Why am I telling you this?  Because we are priding ourselves on showing people that you can have a mortgage which means you need to work full time and run a smallholding effectively.  We are not joining in the chants to become off grid and to escape the rat race.  We have nothing against that but we know we are accepting of having council tax to pay, a mortgage to clear, utility bills to take care of and so on, for as long as we live in some cases.

What we do do ( :) ) is budget, see where we can reduce bills and save, look to where we can be as self reliant as we can with accepting of these decisions.  For example one of our most expensive outgoings is oil.  We could convert the Aga to solid fuel and live off our trees, but we aren't here often enough to feed it.  We could collect rain water and convert the house non drinking water to use it and buy bottled to drink but realistically, we aren't going to do that any time soon.  There has to be a balance.  So our budget each month takes our incomings, minus the absolute essential outgoings and leaves us with a balance.  How we spend that remaining balance is key.  A fair bit of it goes on insurances, for the cars, house and animals.  If we were off grid, we wouldn't have a vehicle to insure nor insure the animals is my guess, so those expenses wouldn't be there, but then nor would our incomes each month as that isn't self reliant isn it?  
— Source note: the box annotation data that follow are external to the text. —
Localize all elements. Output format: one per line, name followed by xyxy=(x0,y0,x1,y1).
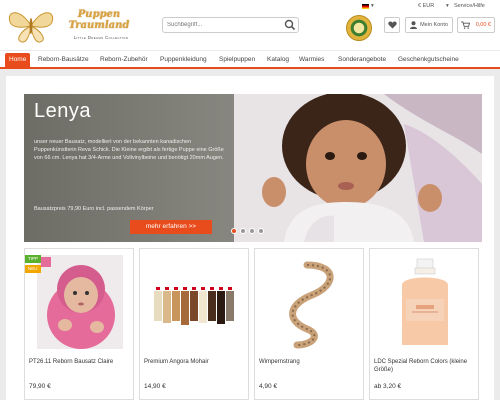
nav-item-reborn-bausaetze[interactable]: Reborn-Bausätze xyxy=(38,54,89,69)
product-price: 79,90 € xyxy=(29,383,51,390)
cart-total: 0,00 € xyxy=(475,22,491,28)
nav-item-home[interactable]: Home xyxy=(5,53,31,67)
slide-photo-baby-doll xyxy=(234,94,482,242)
search-box xyxy=(162,17,299,33)
brand-tagline: Little Dreams Collection xyxy=(73,35,129,40)
header: Puppen Traumland Little Dreams Collectio… xyxy=(0,0,500,50)
product-name[interactable]: Premium Angora Mohair xyxy=(144,358,248,366)
brand-name-line2: Traumland xyxy=(68,20,130,31)
slide-description: unser neuer Bausatz, modelliert von der … xyxy=(34,139,224,161)
search-input[interactable] xyxy=(163,18,281,32)
butterfly-logo-icon xyxy=(8,12,54,43)
product-card[interactable]: Wimpernstrang 4,90 € xyxy=(254,248,364,400)
user-icon xyxy=(410,21,418,29)
currency-selector[interactable]: € EUR xyxy=(418,3,434,9)
shop-logo[interactable]: Puppen Traumland Little Dreams Collectio… xyxy=(6,6,134,46)
product-grid: TIPP NEU PT26.11 Reborn Bausatz Claire 7… xyxy=(24,248,482,400)
slider-dot-2[interactable] xyxy=(240,228,246,234)
search-icon[interactable] xyxy=(284,19,296,31)
service-help-link[interactable]: Service/Hilfe xyxy=(454,3,485,9)
trusted-shop-badge[interactable] xyxy=(346,15,372,41)
nav-item-spielpuppen[interactable]: Spielpuppen xyxy=(219,54,255,69)
product-price: 4,90 € xyxy=(259,383,278,390)
product-card[interactable]: Premium Angora Mohair 14,90 € xyxy=(139,248,249,400)
product-image-mohair[interactable] xyxy=(152,255,238,349)
nav-item-katalog[interactable]: Katalog xyxy=(267,54,289,69)
slider-pagination xyxy=(231,228,264,234)
product-price: ab 3,20 € xyxy=(374,383,402,390)
ribbon-tipp: TIPP xyxy=(25,255,42,263)
nav-item-warmies[interactable]: Warmies xyxy=(299,54,324,69)
hero-slider[interactable]: Lenya unser neuer Bausatz, modelliert vo… xyxy=(24,94,482,242)
cart-button[interactable]: 0,00 € xyxy=(457,17,495,33)
product-image-eyelash-strand[interactable] xyxy=(267,255,353,349)
slider-dot-4[interactable] xyxy=(258,228,264,234)
slide-price: Bausatzpreis 79,90 Euro incl. passendem … xyxy=(34,206,154,212)
heart-icon xyxy=(387,21,397,29)
currency-chevron-icon: ▾ xyxy=(446,3,449,9)
language-selector[interactable] xyxy=(362,3,369,9)
nav-item-reborn-zubehoer[interactable]: Reborn-Zubehör xyxy=(100,54,148,69)
product-price: 14,90 € xyxy=(144,383,166,390)
product-image-reborn-doll[interactable] xyxy=(37,255,123,349)
product-card[interactable]: TIPP NEU PT26.11 Reborn Bausatz Claire 7… xyxy=(24,248,134,400)
account-label: Mein Konto xyxy=(420,22,448,28)
product-name[interactable]: PT26.11 Reborn Bausatz Claire xyxy=(29,358,133,366)
slider-dot-1[interactable] xyxy=(231,228,237,234)
nav-item-puppenkleidung[interactable]: Puppenkleidung xyxy=(160,54,207,69)
nav-item-sonderangebote[interactable]: Sonderangebote xyxy=(338,54,386,69)
german-flag-icon xyxy=(362,4,369,9)
wishlist-button[interactable] xyxy=(384,17,400,33)
product-name[interactable]: LDC Spezial Reborn Colors (kleine Größe) xyxy=(374,358,478,374)
account-button[interactable]: Mein Konto xyxy=(405,17,453,33)
brand-name: Puppen Traumland xyxy=(64,9,134,31)
brand-name-line1: Puppen xyxy=(77,9,121,20)
slide-title: Lenya xyxy=(34,100,91,122)
product-image-reborn-colors[interactable] xyxy=(382,255,468,349)
nav-item-geschenkgutscheine[interactable]: Geschenkgutscheine xyxy=(398,54,459,69)
ribbon-neu: NEU xyxy=(25,265,41,273)
cart-icon xyxy=(461,21,470,29)
slider-dot-3[interactable] xyxy=(249,228,255,234)
product-name[interactable]: Wimpernstrang xyxy=(259,358,363,366)
more-info-button[interactable]: mehr erfahren >> xyxy=(130,220,212,234)
main-content: Lenya unser neuer Bausatz, modelliert vo… xyxy=(6,76,494,400)
main-navigation: Home Reborn-Bausätze Reborn-Zubehör Pupp… xyxy=(0,51,500,69)
language-chevron-icon: ▾ xyxy=(371,3,374,9)
product-card[interactable]: LDC Spezial Reborn Colors (kleine Größe)… xyxy=(369,248,479,400)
So where are we self reliant, even partially?  We grow as much of our own food as we can and each year we learn and build on the previous year.  We make decisions for things we don't or can't grow ourselves.  For example, we have bananas for breakfast on the meat from we eat beef which we don't raise ourselves.  We are self reliant in chicken and lamb, pork later in the year but not beef or fish.  Again we could choose not to have both, but we don't, we pay for it as we like it and we can right now.

We pretty much run our smallholding before and after work and weekends, so if you are thinking about doing it then don't be put off if you work full time.  I can't comment on other lifestyles being able to manage a smallholding or not as we haven't lived anyhing else ourselves, but we know this one and we know it works.

Before work, we check the livestock and feed them all so they're set for the day.  Depending on what you have this can be anywhere from 10 minutes upwards.  I like to spend a little time watching the animals come out of the pens or coops for the day, seeing them go about their business, have a stretch or for the ducks, get a bath!  On a night is the same, check everything is ok, feed and water them, collect eggs, clean out, whatever needs to be done and before bed lock everything away.  It can take as much or as little time as you like, but it has to be done every day.  There's no days off in smallholding.

We plan as much as we can, plan for the best and the worst, be adaptable and also realistic.  Don't try and take on too much but absolutely do take on as much as you can.  You may find that you can take on more than you think but it depends what character you're like.  I would take on too much and Ste probably less than we could, so between us we balance perfectly most of the time!  

In the coming weeks I will do some posts on what organising looks like here and share our ideas and thoughts with a hope that people may find them helpful.